In the year 1510 the Spaniard, Count Pedro Navarre, had seized upon Algiers, which town was at this time one of the principal refuges of the Moorish fugitives, who had been driven from Granada, from Còrdoba, and from Southern Spain generally by Ferdinand and Isabella eighteen years previously. To say that the condition of these people was desperate is to speak but the bare truth, for what could exceed the misery of the situation in which they were left after the successful incursion of their Christian foes? What we are apt to lose sight of in the light of present-day circumstances is the fact that these Spanish Moors were a most highly civilised people, far more so indeed than their Christian contemporaries; that they had been driven with fire and sword from the land in which they and their forefathers had dwelt for over seven centuries, and that they now had been cast out literally to starve on the inhospitable shores of Northern Africa. So it came about that the common people exchanged the life of the peaceful and prosperous artisan or husbandman for that of the hand-to-mouth pirate, and the case of knight and noble among them was no better—perhaps rather worse—than the meanest among those who had been expropriated.

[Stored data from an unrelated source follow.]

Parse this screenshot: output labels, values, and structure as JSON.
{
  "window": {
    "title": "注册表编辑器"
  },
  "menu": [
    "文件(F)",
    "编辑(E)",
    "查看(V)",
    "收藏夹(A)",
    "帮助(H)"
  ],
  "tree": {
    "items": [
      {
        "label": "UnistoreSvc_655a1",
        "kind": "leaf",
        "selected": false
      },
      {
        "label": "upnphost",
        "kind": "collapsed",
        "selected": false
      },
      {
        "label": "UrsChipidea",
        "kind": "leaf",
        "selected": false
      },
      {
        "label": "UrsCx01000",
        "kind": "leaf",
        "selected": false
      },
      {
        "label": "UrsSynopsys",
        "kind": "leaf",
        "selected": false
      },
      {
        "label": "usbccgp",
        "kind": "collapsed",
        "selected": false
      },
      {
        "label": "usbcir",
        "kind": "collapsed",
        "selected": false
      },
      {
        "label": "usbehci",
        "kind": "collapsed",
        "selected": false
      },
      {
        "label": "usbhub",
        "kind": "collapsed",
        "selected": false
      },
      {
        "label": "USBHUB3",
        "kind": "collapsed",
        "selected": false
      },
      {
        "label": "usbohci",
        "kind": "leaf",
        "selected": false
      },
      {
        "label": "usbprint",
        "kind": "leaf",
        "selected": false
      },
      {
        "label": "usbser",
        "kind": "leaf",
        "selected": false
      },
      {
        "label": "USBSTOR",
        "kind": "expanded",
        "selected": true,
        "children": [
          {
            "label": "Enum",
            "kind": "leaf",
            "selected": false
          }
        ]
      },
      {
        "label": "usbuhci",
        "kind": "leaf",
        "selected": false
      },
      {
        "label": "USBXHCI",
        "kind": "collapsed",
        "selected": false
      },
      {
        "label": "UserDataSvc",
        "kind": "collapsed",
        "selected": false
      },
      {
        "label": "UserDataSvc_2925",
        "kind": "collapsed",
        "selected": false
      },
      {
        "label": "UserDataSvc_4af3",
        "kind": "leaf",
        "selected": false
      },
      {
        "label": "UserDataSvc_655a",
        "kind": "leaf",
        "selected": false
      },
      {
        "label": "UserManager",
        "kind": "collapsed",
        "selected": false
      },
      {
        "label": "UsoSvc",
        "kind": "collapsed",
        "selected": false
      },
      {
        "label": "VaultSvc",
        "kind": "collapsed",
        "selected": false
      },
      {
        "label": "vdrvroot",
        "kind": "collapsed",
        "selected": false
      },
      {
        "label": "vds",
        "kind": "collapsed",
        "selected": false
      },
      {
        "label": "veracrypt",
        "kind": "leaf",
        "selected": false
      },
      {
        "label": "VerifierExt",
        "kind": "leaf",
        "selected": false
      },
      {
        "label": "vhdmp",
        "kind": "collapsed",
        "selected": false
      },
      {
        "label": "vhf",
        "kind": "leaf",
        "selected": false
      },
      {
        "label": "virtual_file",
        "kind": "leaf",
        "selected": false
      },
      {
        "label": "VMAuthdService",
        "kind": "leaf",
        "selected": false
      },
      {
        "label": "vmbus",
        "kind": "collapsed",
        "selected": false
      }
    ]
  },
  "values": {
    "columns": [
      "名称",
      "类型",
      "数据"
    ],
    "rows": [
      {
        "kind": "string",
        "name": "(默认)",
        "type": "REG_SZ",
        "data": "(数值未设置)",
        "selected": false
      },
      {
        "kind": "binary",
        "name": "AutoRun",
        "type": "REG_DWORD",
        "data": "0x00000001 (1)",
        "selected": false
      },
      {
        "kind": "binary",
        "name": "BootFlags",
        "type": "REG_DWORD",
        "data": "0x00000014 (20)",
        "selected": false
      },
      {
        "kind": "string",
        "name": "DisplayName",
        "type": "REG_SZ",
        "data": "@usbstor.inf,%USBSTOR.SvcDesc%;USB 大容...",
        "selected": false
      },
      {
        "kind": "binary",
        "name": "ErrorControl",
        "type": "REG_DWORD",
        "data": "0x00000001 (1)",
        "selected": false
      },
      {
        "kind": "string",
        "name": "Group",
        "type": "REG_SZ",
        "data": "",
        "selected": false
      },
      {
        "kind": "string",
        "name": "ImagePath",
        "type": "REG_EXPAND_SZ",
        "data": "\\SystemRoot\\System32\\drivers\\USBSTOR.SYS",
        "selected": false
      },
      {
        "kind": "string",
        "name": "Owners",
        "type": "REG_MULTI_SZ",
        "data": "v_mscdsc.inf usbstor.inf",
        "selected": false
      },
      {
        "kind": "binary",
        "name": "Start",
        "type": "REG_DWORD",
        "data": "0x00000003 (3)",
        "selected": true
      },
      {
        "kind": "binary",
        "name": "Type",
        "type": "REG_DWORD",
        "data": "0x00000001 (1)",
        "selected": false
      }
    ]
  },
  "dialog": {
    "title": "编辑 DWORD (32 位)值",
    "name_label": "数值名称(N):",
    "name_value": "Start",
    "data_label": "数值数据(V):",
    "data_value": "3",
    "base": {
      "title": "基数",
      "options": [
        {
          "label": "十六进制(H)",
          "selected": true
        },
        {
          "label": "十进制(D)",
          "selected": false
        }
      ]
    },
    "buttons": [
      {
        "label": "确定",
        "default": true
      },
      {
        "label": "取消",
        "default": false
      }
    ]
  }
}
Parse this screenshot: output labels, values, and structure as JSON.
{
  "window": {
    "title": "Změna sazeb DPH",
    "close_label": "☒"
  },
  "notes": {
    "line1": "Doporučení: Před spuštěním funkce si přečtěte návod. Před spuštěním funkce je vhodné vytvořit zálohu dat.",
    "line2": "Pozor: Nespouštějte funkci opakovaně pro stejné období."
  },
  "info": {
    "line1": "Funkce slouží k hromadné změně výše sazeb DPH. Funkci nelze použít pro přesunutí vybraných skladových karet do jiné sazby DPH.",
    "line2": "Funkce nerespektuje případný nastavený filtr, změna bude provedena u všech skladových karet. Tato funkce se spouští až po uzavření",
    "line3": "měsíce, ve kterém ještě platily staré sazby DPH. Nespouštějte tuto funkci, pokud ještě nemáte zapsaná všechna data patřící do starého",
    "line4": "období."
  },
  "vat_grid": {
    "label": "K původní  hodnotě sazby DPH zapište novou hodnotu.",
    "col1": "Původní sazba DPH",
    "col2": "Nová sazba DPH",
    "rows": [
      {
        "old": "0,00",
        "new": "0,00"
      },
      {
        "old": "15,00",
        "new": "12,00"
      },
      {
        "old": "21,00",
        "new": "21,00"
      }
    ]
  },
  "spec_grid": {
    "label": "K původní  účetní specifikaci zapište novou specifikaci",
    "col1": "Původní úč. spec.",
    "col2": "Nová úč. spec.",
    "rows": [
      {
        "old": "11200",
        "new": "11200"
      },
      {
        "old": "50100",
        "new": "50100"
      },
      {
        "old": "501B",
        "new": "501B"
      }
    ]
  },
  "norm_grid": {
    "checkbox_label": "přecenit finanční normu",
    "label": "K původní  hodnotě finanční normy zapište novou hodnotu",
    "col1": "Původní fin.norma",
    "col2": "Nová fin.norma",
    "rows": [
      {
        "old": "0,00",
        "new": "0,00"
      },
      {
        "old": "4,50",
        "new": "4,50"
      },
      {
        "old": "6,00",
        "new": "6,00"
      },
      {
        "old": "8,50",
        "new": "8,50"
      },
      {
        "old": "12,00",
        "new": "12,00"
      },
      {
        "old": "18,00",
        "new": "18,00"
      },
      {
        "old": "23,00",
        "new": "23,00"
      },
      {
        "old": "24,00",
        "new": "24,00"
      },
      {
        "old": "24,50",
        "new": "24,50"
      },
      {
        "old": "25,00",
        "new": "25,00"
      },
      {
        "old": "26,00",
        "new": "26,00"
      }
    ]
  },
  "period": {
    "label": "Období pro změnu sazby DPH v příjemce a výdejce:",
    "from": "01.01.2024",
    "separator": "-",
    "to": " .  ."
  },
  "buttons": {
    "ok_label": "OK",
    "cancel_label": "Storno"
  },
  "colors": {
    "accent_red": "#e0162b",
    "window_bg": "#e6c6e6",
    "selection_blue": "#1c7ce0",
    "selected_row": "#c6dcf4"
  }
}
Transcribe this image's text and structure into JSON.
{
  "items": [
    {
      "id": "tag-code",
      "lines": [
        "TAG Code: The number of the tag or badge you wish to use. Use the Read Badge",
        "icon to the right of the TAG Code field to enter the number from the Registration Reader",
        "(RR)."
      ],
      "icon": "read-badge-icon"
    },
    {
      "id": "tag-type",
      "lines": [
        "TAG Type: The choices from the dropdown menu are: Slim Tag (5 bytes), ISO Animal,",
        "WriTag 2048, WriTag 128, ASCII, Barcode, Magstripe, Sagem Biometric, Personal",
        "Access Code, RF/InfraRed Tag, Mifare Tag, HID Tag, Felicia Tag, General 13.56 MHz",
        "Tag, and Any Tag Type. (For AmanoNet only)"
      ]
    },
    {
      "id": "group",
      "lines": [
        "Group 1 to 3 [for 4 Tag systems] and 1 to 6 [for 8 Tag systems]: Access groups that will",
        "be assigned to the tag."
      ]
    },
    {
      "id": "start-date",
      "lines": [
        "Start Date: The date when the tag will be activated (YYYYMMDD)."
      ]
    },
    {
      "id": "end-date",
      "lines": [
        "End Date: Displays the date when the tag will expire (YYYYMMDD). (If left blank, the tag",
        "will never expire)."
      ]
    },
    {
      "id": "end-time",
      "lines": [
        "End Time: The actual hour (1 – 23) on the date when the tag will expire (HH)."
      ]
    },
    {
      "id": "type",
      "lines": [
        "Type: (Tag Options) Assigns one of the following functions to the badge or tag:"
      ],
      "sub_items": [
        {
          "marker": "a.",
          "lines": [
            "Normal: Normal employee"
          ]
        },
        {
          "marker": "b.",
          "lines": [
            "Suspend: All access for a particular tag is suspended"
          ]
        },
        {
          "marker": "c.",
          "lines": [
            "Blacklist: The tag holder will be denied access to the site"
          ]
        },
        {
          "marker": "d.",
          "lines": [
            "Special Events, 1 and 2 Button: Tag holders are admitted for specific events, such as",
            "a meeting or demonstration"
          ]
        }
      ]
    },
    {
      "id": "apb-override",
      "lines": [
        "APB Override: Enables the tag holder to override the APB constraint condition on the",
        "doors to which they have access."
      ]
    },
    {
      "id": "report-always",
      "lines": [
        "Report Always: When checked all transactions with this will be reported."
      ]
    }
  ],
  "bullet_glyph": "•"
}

Those who know the region in which these unhappy folk lived are aware of the material monuments which still exist and testify to the glorious past; and, seeing what they have seen, it is no great stretch of the imagination to picture to themselves the comfort, the elegance, and the luxury with which the inhabitants of Granada and Còrdoba lived surrounded. Over there, away across some few leagues of shining blue water, were the ruined homes of which many of the banished people still possessed the keys, awaiting the day when Allah and the Prophet should vouchsafe to them that return which they so naturally and ardently desired. To this day the key of the great Mosque at Cordoba is preserved at Rabat as a sacred relic of former dignity and power—a symbol to the Moslem of his perpetual banishment. If Cordoba with its mosque—still one of the wonders of the world, with its eleven hundred marble columns—were the principal shrine and holy of holies to these people, there were in addition hundreds of other temples of their faith now for ever desecrated in their eyes by the misfortune which had placed them in Christian hands. In Andalusia were the dishonoured graves of their kinsfolk, and, last and worst of all, in this land still dwelt thousands upon thousands of their co-religionists held in a degrading bondage by their implacable enemies.

The capture of Algiers by Count Pedro Navarro was a crowning misfortune for the exiles, and when this commander seized upon the place he extracted from the inhabitants an oath of fidelity to the Spanish crown; he further erected a strong tower to overawe the town, and to keep its turbulent inhabitants in order. But such an oath as this, extracted at the point of the sword, was writ in water; it meant, of course, the suppression of piracy, and it also meant the starvation of most of those persons who dwelt in the vicinity. How the Moslem population existed for the six years after the incursion of Navarro is a mystery; but they probably moved their galleys, of which they possessed some twenty, further along the coast out of the range of the guns from Navarro’s Tower, and secure from the observation of those who held it for the Spanish king.